Jair Bolsonaro e o vice-presidente Hamilton Mourão disseram, ontem, que há uma visão internacional distorcida e desproporcional sobre as queimadas e o desmatamento na Amazônia. Aos apoiadores, ao retornar ao Palácio da Alvorada, o presidente disse que os focos de incêndio que vêm devastando os principais biomas brasileiros não são uma exclusividade do país.


“Tem críticas desproporcionais à Amazônia e ao Pantanal. A Califórnia está ardendo em fogo, a África tem mais foco do que no Brasil. Nós tentamos, com a regularização fundiária, resolver essa questão. O índio toca fogo, o caboclo, tem a geração espontânea. No Pantanal, 43 graus é a temperatura média e, no ano passado, quase não pegou fogo. Sobrou uma massa enorme de vegetais mortos para isso que está acontecendo agora”, justificou Bolsonaro.


Mais cedo, durante debate on-line promovido pelo Núcleo de Estudo Luso-Brasileiro da Faculdade de Direito da Universidade de Lisboa, Mourão entoou um discurso parecido com o do presidente. Ele reforçou o compromisso do governo com a preservação do meio ambiente e o desenvolvimento sustentável.

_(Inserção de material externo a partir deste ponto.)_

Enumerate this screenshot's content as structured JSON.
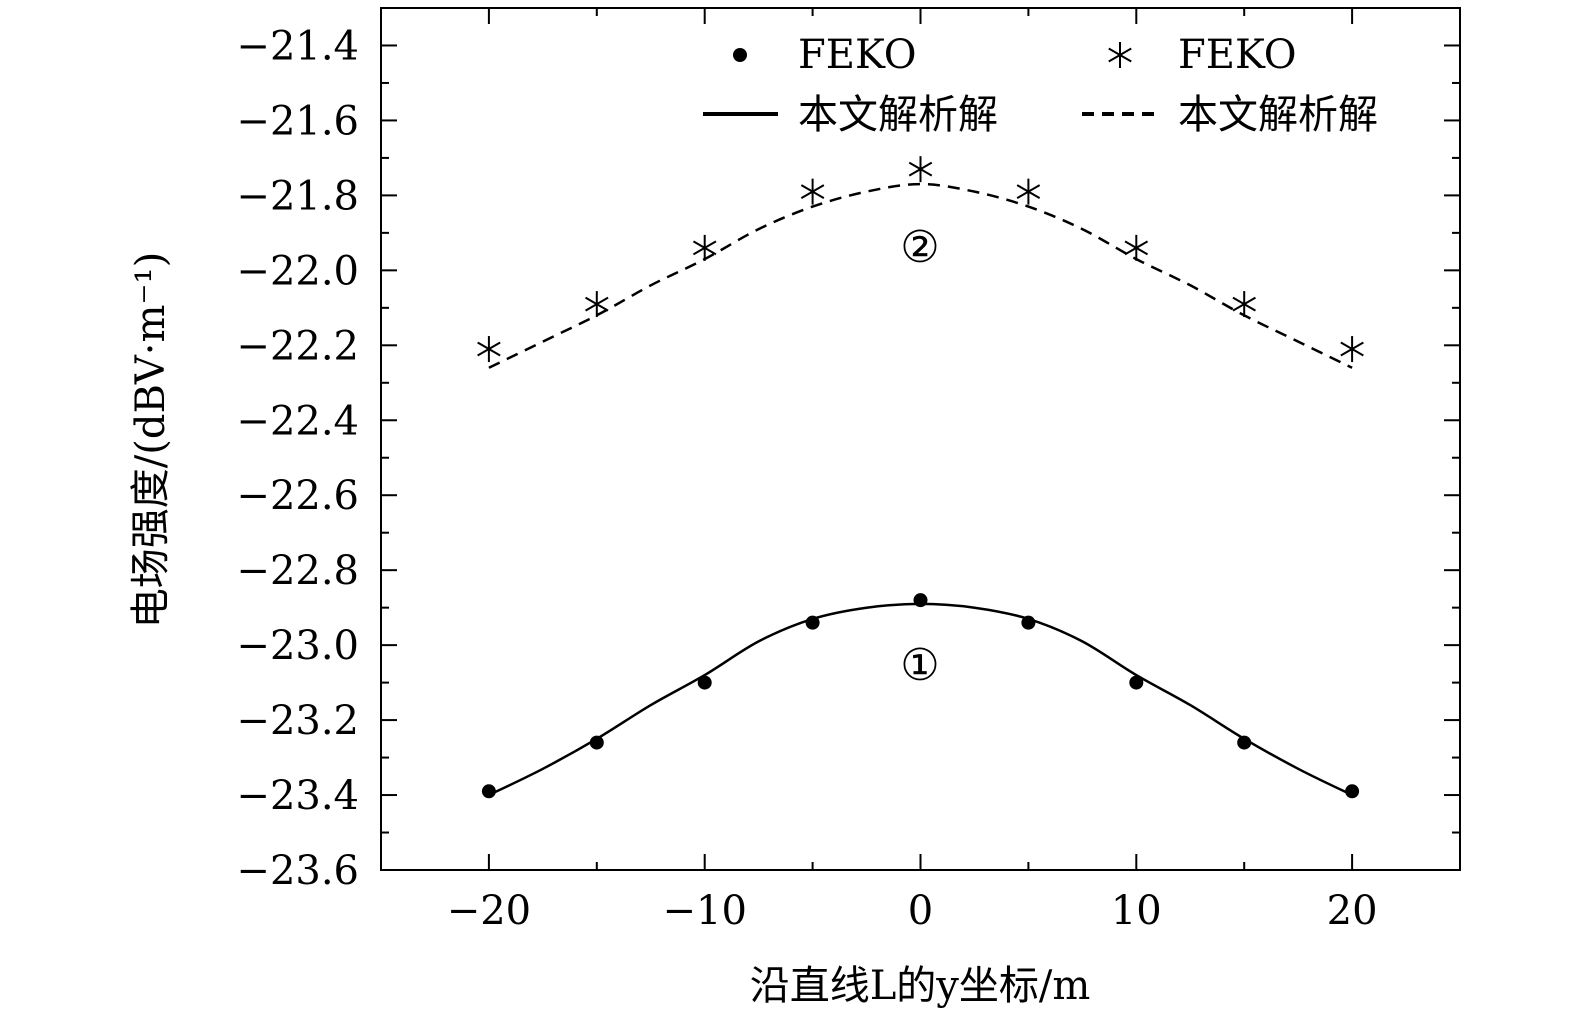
{
  "chart_data": {
    "type": "line",
    "xlabel": "沿直线L的y坐标/m",
    "ylabel": "电场强度/(dBV·m⁻¹)",
    "xlim": [
      -25,
      25
    ],
    "ylim": [
      -23.6,
      -21.3
    ],
    "xticks": [
      -20,
      -10,
      0,
      10,
      20
    ],
    "xtick_labels": [
      "−20",
      "−10",
      "0",
      "10",
      "20"
    ],
    "yticks": [
      -21.4,
      -21.6,
      -21.8,
      -22.0,
      -22.2,
      -22.4,
      -22.6,
      -22.8,
      -23.0,
      -23.2,
      -23.4,
      -23.6
    ],
    "ytick_labels": [
      "−21.4",
      "−21.6",
      "−21.8",
      "−22.0",
      "−22.2",
      "−22.4",
      "−22.6",
      "−22.8",
      "−23.0",
      "−23.2",
      "−23.4",
      "−23.6"
    ],
    "grid": false,
    "legend_position": "top",
    "legend": [
      {
        "label": "FEKO",
        "marker": "dot",
        "color": "#000000"
      },
      {
        "label": "FEKO",
        "marker": "asterisk",
        "color": "#000000"
      },
      {
        "label": "本文解析解",
        "line": "solid",
        "color": "#000000"
      },
      {
        "label": "本文解析解",
        "line": "dashed",
        "color": "#000000"
      }
    ],
    "curve_labels": [
      "①",
      "②"
    ],
    "series": [
      {
        "label": "①",
        "line_style": "solid",
        "marker": "dot",
        "line_x": [
          -20,
          -17.5,
          -15,
          -12.5,
          -10,
          -7.5,
          -5,
          -2.5,
          0,
          2.5,
          5,
          7.5,
          10,
          12.5,
          15,
          17.5,
          20
        ],
        "line_y": [
          -23.4,
          -23.33,
          -23.25,
          -23.16,
          -23.08,
          -22.99,
          -22.93,
          -22.9,
          -22.89,
          -22.9,
          -22.93,
          -22.99,
          -23.08,
          -23.16,
          -23.25,
          -23.33,
          -23.4
        ],
        "points_x": [
          -20,
          -15,
          -10,
          -5,
          0,
          5,
          10,
          15,
          20
        ],
        "points_y": [
          -23.39,
          -23.26,
          -23.1,
          -22.94,
          -22.88,
          -22.94,
          -23.1,
          -23.26,
          -23.39
        ]
      },
      {
        "label": "②",
        "line_style": "dashed",
        "marker": "asterisk",
        "line_x": [
          -20,
          -17.5,
          -15,
          -12.5,
          -10,
          -7.5,
          -5,
          -2.5,
          0,
          2.5,
          5,
          7.5,
          10,
          12.5,
          15,
          17.5,
          20
        ],
        "line_y": [
          -22.26,
          -22.19,
          -22.12,
          -22.04,
          -21.97,
          -21.89,
          -21.83,
          -21.79,
          -21.77,
          -21.79,
          -21.83,
          -21.89,
          -21.97,
          -22.04,
          -22.12,
          -22.19,
          -22.26
        ],
        "points_x": [
          -20,
          -15,
          -10,
          -5,
          0,
          5,
          10,
          15,
          20
        ],
        "points_y": [
          -22.21,
          -22.09,
          -21.94,
          -21.79,
          -21.73,
          -21.79,
          -21.94,
          -22.09,
          -22.21
        ]
      }
    ]
  }
}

“Infelizmente, parte do mundo tem, por vezes, uma visão distorcida sobre o desmatamento ilegal e queimadas na Amazônia. Não negamos ou escondemos informação sobre a gravidade da situação, mas também não aceitamos narrativas simplistas e distorcidas”, disse.
Mourão afirmou que o desmatamento e as queimadas, além de afetarem o meio ambiente, prejudicam a imagem do país e afetam setores da economia. “Os crimes ambientais deixam nosso país vulnerável a campanhas difamatórias, abrindo caminho para que interesses protecionistas levantem barreiras comerciais injustificáveis contra as exportações do agronegócio”, explicou.